MitchMusic USA: The Slow Rush by Tame Impala

by MITCHELL COTE
Staff Writer

Tame Impala album covers always communicate some big theme it showcases. Lonerism shows us the first-person view of an isolated person, separated by a gate from average life. Currents, an album about change, shows a perfectly parallel group of lines irreversibly changed by a giant metal ball. And their latest, The Slow Rush, has a touched-up picture of a Kolmanskop house – a monument to the fact that, in the words of philosophers J. Flansburgh and Linnell, “Time is marching on.” And indeed, time, the lack of it, looking back, and ultimately looking forward are big themes frontman Kevin Parker seeks to touch on with this new album.

Music-wise, Parker’s ponderings are propped up with instrumentals that feel like they’d not seem out of place at either a 70’s yacht party or a 90’s dance floor. This seemingly-incongruous mix of styles works at the end of the day – and actually fits with the theme, making The Slow Rush sound like an album that belongs to no decade. On the topic of the lyrics – well, yet again, it seems to mainly focus on time. From “One More Year” to the epic closer “One More Hour”, Kevin runs the gamut of time-related ideas. Bemoaning all the time he lost with his father when he died of cancer in 2009? Reminding us not to get too bogged down in the past, lest it becomes everything we think about? Facing the fact that he’s growing older and losing his mojo? No stone in the hourglass is left unturned on this album.
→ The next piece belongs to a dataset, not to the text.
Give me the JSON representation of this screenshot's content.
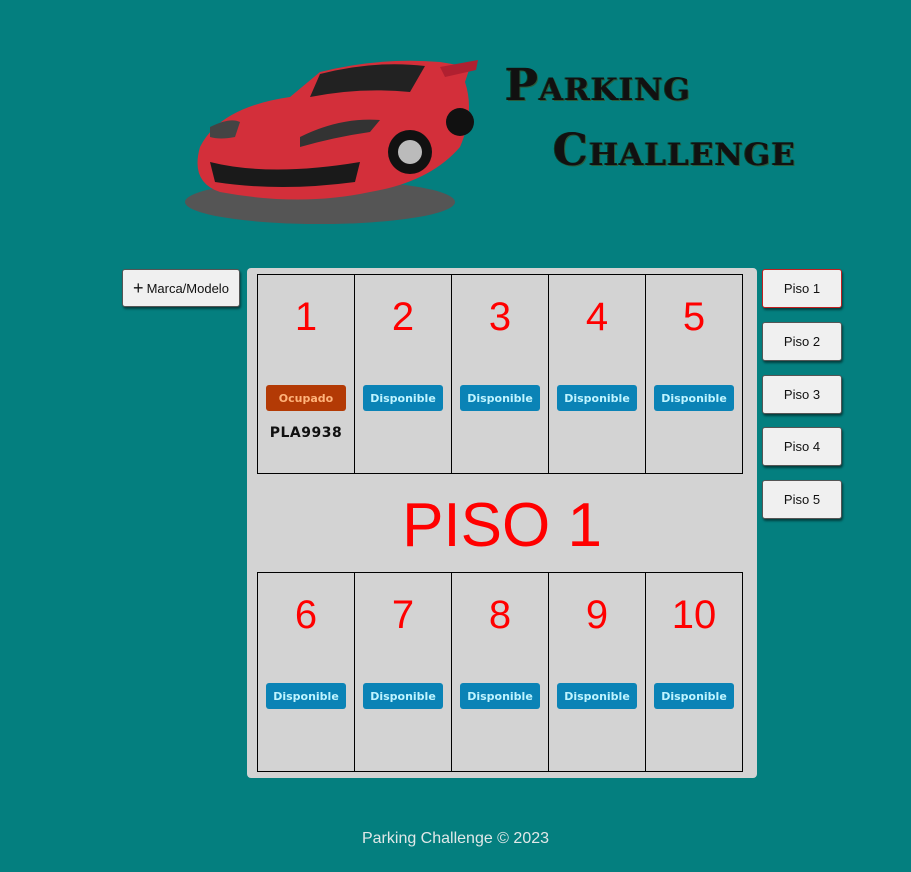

In short, if you were expecting Tame Impala to hit this album out of the ballpark, then you will not be surprised. Although some old Tame Impala fans may bemoan the fact that Tame Impala well and truly seems to be lost to the mainstream with this album, it’s really a win for everyone. Although the songs may be a little long for the radio, the shorter ones, like “Instant Destiny” and “Is It True”  – which are still just as good – are almost guaranteed to show up somewhere and get even more people hooked on the sounds that come out of the Fremantle studios of Kevin Parker. And at the end of the day, there’s nothing wrong with that.